I rather like Tony's wry inclusion of Bosch's words:


"For poor is the mind that always uses the ideas of others and invents none of its own."

Don and Tony recently met up to drink wine, to chew the fat and to start incubating ideas. Don came home with a brown-paper-wrapped parcel under his arm, ready to pull open and reveal to me this tight collection of a life’s work, and to start discussing the possibility of a show of Tony’s work in Gallery 9.


Having visited his shows at both Stroud and Cirencester's museums in the last ten or so years, I know the extraordinary impact that his work, when brought together, can have. Both museums declared later that his shows were the most successful they had ever put on.


The Museum in the Park, Stroud, said,


"Across the board our visitors expressed surprise, astonishment and admiration for his very intricate & expressive art works. Tony's humour and clever interpretation with attention to detail appealed to a wide audience of all ages and backgrounds, with many returning for a second look."

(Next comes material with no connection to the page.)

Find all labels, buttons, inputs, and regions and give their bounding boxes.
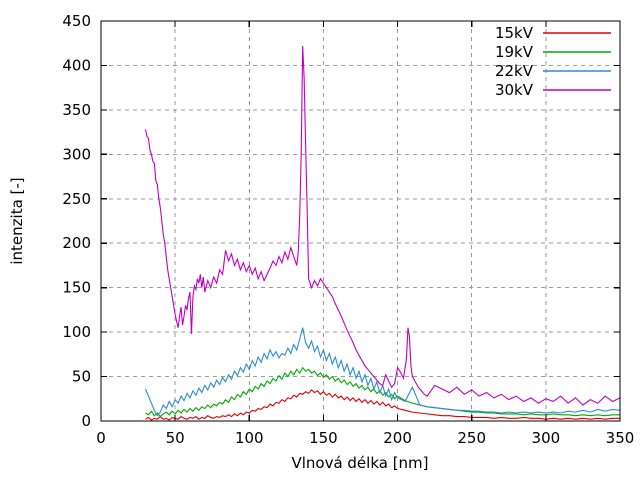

The Corinium Museum in Cirencester declared,


"It was a wonderful exhibition .... customers are still talking about it ..."


Now, a few years on, we are preparing, albeit on a slightly smaller scale, to share some of this enchanting work in our part of the county.





Signed copies of Tony’s book are already to be found in Gallery 9. And, as the plan for a show begins to hatch, it is, for us, a most exciting moment in time!